Our Kind of Traitor is the first thriller adapted from a John le Carre novel to be directed by a woman — not that you'd notice from the sang froid with which British filmmaker Susanna White serves up the gruesome carnage that opens the movie.
A Russian family, having sold its soul to a soft-spoken local mafioso (Grigoriy Dobrinin), is methodically massacred on its way to safety by a hit man with clear blue eyes and a thousand-yard stare. We'll run into this assassin later, doing what he does best as we're swept around glittering capitals of the global economy, pausing to goggle at the depraved doings of brassy new elites in gold-plated nightclubs.
That's where the post-millennial thriller goes for fun these days.

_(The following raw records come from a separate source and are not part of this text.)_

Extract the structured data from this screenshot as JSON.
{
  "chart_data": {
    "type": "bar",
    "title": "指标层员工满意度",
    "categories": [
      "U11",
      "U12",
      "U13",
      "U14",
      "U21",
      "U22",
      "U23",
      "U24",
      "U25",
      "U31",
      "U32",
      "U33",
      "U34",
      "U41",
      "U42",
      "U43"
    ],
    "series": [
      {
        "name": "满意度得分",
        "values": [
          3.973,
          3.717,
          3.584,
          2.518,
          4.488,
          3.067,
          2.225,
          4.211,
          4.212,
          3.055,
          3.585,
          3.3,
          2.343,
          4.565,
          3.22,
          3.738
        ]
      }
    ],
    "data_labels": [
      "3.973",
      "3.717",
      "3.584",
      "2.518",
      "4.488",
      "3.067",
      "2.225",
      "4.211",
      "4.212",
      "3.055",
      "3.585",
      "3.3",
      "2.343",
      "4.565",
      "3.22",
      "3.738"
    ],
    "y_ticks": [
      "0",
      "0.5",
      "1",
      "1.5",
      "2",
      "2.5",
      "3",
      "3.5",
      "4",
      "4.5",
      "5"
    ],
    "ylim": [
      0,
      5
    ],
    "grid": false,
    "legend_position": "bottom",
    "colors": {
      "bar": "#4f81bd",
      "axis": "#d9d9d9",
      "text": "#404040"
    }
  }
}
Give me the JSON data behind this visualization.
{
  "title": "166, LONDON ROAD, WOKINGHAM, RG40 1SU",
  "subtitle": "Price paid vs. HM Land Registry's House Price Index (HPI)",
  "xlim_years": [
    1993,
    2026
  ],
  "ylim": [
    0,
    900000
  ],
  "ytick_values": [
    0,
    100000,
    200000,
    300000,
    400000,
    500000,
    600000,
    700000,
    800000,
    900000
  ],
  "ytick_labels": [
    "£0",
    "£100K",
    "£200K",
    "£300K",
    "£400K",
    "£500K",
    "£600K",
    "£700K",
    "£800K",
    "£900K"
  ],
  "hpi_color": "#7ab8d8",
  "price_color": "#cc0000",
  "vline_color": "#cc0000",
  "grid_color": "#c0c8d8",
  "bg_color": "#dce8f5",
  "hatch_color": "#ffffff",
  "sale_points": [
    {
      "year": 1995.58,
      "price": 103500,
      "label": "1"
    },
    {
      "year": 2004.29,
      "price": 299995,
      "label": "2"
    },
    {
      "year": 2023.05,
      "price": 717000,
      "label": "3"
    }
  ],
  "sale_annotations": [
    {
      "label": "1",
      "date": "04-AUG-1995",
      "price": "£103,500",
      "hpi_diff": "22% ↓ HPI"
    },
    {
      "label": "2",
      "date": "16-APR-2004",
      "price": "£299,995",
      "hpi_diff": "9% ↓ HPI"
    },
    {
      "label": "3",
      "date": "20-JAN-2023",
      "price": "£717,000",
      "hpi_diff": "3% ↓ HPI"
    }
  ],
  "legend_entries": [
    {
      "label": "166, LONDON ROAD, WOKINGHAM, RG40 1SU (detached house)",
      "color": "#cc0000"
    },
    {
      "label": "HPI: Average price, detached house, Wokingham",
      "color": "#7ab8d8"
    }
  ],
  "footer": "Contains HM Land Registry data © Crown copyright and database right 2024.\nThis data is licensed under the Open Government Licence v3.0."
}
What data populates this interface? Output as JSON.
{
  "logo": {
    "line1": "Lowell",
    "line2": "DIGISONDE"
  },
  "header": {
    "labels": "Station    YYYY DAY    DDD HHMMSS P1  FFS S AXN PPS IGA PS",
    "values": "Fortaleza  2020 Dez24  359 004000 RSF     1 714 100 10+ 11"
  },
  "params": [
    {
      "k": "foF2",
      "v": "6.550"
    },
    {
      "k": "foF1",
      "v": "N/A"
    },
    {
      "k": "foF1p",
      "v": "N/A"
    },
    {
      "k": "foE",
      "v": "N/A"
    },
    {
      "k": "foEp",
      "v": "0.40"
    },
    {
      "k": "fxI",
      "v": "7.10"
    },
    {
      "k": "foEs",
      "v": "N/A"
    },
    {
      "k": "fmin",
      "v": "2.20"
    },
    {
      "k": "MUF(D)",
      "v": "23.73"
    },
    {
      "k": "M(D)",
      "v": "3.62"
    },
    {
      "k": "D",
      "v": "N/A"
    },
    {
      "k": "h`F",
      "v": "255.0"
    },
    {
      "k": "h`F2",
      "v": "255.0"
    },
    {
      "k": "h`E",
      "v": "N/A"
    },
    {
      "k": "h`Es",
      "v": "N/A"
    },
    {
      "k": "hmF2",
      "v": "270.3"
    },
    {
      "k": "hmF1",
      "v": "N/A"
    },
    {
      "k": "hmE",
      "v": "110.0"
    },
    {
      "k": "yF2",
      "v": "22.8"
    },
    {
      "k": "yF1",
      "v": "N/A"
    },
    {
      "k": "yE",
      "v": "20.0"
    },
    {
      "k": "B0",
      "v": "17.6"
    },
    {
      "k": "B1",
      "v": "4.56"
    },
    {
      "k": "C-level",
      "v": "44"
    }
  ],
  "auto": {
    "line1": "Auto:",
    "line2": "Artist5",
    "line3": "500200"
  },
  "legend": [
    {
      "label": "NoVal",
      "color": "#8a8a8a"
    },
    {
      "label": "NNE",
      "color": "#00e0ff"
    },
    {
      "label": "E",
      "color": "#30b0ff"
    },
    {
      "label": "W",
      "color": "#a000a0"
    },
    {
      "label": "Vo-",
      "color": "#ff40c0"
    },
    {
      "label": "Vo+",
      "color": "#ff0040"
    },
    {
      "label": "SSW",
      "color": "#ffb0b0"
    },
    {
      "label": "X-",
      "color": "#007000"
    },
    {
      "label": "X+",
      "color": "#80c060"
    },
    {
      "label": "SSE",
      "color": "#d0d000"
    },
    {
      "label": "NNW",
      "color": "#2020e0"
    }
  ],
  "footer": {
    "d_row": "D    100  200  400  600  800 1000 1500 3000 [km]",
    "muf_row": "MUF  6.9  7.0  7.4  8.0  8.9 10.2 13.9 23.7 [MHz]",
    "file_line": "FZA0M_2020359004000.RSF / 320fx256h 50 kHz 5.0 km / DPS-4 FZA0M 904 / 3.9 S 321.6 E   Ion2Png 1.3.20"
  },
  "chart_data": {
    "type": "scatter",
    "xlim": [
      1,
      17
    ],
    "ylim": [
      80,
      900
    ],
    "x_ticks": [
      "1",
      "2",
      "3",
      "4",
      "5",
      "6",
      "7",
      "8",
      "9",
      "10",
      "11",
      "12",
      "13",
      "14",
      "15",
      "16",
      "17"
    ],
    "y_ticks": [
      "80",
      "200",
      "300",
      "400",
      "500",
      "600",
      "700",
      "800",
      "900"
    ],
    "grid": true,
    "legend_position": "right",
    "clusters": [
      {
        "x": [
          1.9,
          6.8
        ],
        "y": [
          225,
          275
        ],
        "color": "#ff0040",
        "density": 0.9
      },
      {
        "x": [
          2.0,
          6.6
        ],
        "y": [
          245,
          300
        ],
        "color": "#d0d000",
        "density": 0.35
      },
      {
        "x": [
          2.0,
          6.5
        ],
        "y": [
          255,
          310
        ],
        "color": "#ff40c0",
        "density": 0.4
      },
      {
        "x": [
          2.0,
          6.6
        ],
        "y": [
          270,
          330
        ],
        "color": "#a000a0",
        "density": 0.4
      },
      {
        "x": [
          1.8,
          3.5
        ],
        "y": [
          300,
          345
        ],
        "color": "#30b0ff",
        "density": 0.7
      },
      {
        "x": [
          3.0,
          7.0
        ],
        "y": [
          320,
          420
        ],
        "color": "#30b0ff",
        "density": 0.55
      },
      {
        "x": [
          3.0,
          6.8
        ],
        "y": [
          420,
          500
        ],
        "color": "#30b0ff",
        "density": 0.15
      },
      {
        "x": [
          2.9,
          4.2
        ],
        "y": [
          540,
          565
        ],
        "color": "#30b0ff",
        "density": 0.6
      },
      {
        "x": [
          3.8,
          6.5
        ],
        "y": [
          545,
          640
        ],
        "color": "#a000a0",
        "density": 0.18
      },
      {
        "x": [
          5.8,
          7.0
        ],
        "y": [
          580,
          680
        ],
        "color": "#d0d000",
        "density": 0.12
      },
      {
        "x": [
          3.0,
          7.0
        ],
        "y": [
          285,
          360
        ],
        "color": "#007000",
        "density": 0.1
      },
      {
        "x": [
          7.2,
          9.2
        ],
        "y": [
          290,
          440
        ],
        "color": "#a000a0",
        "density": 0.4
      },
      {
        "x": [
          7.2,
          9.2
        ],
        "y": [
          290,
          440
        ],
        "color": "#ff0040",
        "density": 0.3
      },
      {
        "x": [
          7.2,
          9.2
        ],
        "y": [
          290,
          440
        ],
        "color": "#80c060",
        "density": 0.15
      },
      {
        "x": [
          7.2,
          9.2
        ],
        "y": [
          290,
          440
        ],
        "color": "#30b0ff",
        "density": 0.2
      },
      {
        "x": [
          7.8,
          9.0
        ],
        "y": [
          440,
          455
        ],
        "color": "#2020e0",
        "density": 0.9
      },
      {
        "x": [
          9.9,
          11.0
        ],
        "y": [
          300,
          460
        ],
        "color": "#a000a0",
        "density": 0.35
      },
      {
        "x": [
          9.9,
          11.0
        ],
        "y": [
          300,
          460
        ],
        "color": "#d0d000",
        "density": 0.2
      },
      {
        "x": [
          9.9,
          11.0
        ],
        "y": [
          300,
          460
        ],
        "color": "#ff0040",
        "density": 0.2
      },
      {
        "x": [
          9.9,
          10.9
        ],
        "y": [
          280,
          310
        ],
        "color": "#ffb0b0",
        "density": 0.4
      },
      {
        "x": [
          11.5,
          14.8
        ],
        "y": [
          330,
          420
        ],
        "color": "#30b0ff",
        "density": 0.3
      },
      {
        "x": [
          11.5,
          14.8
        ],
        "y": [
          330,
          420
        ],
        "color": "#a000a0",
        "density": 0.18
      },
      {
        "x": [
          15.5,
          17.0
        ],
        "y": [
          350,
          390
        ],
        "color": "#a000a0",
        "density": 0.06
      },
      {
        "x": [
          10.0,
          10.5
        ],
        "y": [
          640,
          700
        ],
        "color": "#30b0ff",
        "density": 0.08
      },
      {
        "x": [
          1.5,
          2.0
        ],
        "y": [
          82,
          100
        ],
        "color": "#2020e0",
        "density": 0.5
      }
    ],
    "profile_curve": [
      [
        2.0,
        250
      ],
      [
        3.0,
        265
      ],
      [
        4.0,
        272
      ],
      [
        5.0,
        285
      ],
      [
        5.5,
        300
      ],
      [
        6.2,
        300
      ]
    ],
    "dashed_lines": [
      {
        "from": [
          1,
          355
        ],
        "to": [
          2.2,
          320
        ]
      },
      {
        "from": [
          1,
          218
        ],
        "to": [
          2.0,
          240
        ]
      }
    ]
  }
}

Moral compasses are not invited, though a lost soul like college professor Perry (Ewan McGregor) may rise to the desperate occasion if tested. Marking time in a Marrakech dive while on a vacation that's meant to revive his ailing marriage to Gail (Naomie Harris, latterly Skyfall's Moneypenny), Perry is scooped up by Dima (Stellan Skarsgard, enjoying the f-word to its fullest), a burly party animal and money launderer to the mob. Dima's connection to the slain family has placed him in peril, and, after softening Perry up with a visit to an orgy, he persuades the reluctant prof to slip some classified information to British intelligence in return for safe passage for Dima and his family.
"I need some of your f------ British fair play," roars Dima. Forgive his fantasies: This is all pre-Brexit, and clearly he hasn't read the le Carre oeuvre, where even English fair play takes a pounding when MI6 gets into the mix with its own iffy agendas. Perry dithers, Dima yells, and soon the refugees find themselves herded from one scenic or scummy European hot spot to the next, not knowing whom to trust or fear. It's a whole new multi-culti world of good and evil, in which — admirably — nothing much is made of the sly casting of Egyptian actor Khalid Abdalla as a British intelligence agent.
The movie observes its crimes and misdemeanors through warped glass or mirrors set at wonky angles, as if to underscore the moral murk that hovers over pursuers and pursued alike. The ambience of contaminated elegance suggests underlying depth, yet screenwriter Hossein Amini, with input from le Carre himself, is working with pretty thin material. Moral ambiguity has always been one of le Carre's great subjects, but for my money the writer has never been as comfortable working the post-Soviet, post-Berlin Wall world as he was in his superb Cold War novels. Which may be one reason why the best le Carre film adaptation since 2000 remains Tomas Alfredson's 2011 Tinker, Tailor, Soldier, Spy, which took us back to le Carre's brilliant spy, George Smiley. There's a Smiley of sorts in Our Kind of Traitor too, an MI6 agent with Old Etonian diction and a trimmer waistline. Played with understated flair by Damian Lewis, Hector Meredith has his own scores to settle, and his own code of honor. But as the keeper of the film's existential doubt he's a feeble ghost of the Smiley whose task, as he saw it, was to deploy the unpalatable against the Soviet unspeakable.
Here the villain is the toxic alliance of political corruption with the business underground, and though Our Kind of Traitor has a deft turn of the screw at the end, for all its blather about honor and courage the movie doesn't really go anywhere with its inquiry into the new evil. That may be because Perry is such a wan construct, dwarfed in every way by his new friend the money launderer. "Why did you choose me?" the plaintive professor asks. "There was no one else in the restaurant," booms Dima, and roars with laughter as he heads out to do what a man's gotta do.